National polling released Monday continues to demonstrate an apparent Mitt Romney surge, with the Republican nominee at least pulling even with President Obama -- and in one poll shooting past him -- on the heels of what Gallup deemed the biggest debate victory in recorded history.
New Gallup numbers show registered voters overwhelmingly considered Romney the winner of the debate in Denver. Seventy-two percent gave Romney the win, while 20 percent said Obama did the better job. Gallup reported the 52-point victory is the biggest the polling firm has ever measured -- the closest was Bill Clinton's 42-point win over George H.W. Bush in a 1992 debate.

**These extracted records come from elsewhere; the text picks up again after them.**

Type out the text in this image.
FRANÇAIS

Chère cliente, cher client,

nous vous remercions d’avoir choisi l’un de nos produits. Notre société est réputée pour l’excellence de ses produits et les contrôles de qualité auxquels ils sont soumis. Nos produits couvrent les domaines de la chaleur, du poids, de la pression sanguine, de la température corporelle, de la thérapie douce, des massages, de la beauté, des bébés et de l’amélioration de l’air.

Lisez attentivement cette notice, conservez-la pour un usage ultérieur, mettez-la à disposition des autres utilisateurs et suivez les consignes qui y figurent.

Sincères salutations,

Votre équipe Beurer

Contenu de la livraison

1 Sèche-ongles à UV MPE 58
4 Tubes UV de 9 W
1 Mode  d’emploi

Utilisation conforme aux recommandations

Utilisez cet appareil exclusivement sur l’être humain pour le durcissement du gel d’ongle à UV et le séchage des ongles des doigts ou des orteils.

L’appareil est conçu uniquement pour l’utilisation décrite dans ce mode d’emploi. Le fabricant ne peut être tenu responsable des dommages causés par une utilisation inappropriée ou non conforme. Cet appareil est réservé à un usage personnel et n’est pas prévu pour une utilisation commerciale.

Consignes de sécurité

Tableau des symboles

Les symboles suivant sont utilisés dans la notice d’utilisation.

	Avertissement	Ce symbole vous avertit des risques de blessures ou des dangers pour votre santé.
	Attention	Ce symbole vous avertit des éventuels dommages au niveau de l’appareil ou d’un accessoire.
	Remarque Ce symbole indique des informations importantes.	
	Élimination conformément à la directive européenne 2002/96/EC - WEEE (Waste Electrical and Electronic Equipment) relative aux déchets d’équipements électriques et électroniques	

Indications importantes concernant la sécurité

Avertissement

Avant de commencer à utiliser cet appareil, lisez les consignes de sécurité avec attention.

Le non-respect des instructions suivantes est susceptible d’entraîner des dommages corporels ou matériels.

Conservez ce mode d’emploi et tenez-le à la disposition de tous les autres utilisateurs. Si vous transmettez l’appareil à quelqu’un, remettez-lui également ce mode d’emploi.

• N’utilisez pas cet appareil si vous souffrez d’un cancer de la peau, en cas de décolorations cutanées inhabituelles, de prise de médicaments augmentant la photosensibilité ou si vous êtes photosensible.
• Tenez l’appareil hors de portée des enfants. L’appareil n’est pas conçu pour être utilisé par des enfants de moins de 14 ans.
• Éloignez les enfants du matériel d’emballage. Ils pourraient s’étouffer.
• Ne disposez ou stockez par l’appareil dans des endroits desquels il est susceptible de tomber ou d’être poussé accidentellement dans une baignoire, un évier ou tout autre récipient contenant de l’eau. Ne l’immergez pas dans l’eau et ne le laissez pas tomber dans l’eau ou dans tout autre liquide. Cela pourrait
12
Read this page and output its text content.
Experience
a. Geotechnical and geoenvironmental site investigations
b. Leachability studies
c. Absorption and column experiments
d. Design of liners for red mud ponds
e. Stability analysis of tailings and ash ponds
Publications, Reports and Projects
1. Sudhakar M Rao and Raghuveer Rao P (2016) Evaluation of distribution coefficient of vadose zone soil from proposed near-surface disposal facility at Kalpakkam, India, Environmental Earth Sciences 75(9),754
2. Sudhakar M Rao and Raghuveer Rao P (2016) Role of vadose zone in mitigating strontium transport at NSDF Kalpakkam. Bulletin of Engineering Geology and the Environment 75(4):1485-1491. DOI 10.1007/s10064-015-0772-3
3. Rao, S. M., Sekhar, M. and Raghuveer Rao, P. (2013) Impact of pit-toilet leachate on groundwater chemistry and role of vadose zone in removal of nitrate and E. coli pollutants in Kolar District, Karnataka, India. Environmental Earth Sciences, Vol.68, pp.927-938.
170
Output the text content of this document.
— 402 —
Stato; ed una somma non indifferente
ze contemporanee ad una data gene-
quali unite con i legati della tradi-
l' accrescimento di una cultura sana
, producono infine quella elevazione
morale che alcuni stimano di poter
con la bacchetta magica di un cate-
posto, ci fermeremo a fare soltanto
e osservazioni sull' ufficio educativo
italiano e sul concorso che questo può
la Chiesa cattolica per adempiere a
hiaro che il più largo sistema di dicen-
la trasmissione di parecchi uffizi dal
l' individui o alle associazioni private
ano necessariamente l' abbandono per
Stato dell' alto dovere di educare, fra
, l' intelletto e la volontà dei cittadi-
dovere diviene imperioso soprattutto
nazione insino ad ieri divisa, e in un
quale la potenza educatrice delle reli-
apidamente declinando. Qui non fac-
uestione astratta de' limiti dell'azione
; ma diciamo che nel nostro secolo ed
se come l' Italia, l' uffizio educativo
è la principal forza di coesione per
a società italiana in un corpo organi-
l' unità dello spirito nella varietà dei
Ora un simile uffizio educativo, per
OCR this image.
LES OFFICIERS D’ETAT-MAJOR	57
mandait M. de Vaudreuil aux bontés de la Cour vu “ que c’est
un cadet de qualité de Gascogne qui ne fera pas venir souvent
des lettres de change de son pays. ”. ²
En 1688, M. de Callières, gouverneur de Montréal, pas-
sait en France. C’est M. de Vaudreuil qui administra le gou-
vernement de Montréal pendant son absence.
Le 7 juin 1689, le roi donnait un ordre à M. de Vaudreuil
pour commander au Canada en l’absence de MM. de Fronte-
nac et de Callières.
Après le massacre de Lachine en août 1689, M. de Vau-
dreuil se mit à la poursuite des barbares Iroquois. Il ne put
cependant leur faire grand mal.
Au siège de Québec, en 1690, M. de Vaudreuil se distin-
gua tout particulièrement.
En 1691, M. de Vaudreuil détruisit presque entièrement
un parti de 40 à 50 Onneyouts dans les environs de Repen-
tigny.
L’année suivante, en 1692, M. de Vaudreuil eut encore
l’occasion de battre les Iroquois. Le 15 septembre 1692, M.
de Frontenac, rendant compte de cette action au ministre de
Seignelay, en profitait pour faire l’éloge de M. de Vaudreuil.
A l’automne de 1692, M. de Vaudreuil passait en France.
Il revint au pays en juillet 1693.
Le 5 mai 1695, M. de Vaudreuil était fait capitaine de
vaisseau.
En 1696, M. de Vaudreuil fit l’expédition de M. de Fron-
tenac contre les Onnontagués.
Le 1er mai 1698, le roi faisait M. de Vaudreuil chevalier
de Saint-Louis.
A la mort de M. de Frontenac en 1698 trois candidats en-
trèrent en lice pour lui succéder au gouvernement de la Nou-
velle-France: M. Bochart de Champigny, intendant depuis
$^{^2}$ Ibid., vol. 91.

The sentiment appeared to have big implications for Romney's national standing.
A separate Pew Research Center poll showed Romney surging from an 8-point deficit to a 4-point lead among likely voters. The Oct. 4-7 survey of 1,112 likely voters showed Romney leading 49-45 percent. Among registered voters, the two candidates were tied.
Gallup polling among registered voters in the three days after the debate also showed the candidates tied at 47 percent each. In the three days prior, Obama was leading by 5 points.
The Gallup numbers follow a national Rasmussen survey which showed Romney leading 49-47 percent. Rasmussen also released several swing-state polls on Friday showing Romney pulling roughly even with Obama in the wake of the debate.
Gallup typically reports polling based on seven-day rolling averages -- in the latest, Obama is leading 49-46 percent. Gallup reported that the gap "would narrow further" if Romney's momentum continues.
Romney is trying to build on his surge with a foreign policy speech in Virginia on Monday.
Obama's team, though, is aggressively hammering Romney as a manipulator of the facts, suggesting the president will challenge him more firmly on the debate stage next week.
A vice presidential debate is set for this Thursday, with two more presidential debates scheduled after that.
The post-debate Gallup poll of 1,387 registered voters was conducted Oct. 4-6. It had a margin of error of 3 percentage points.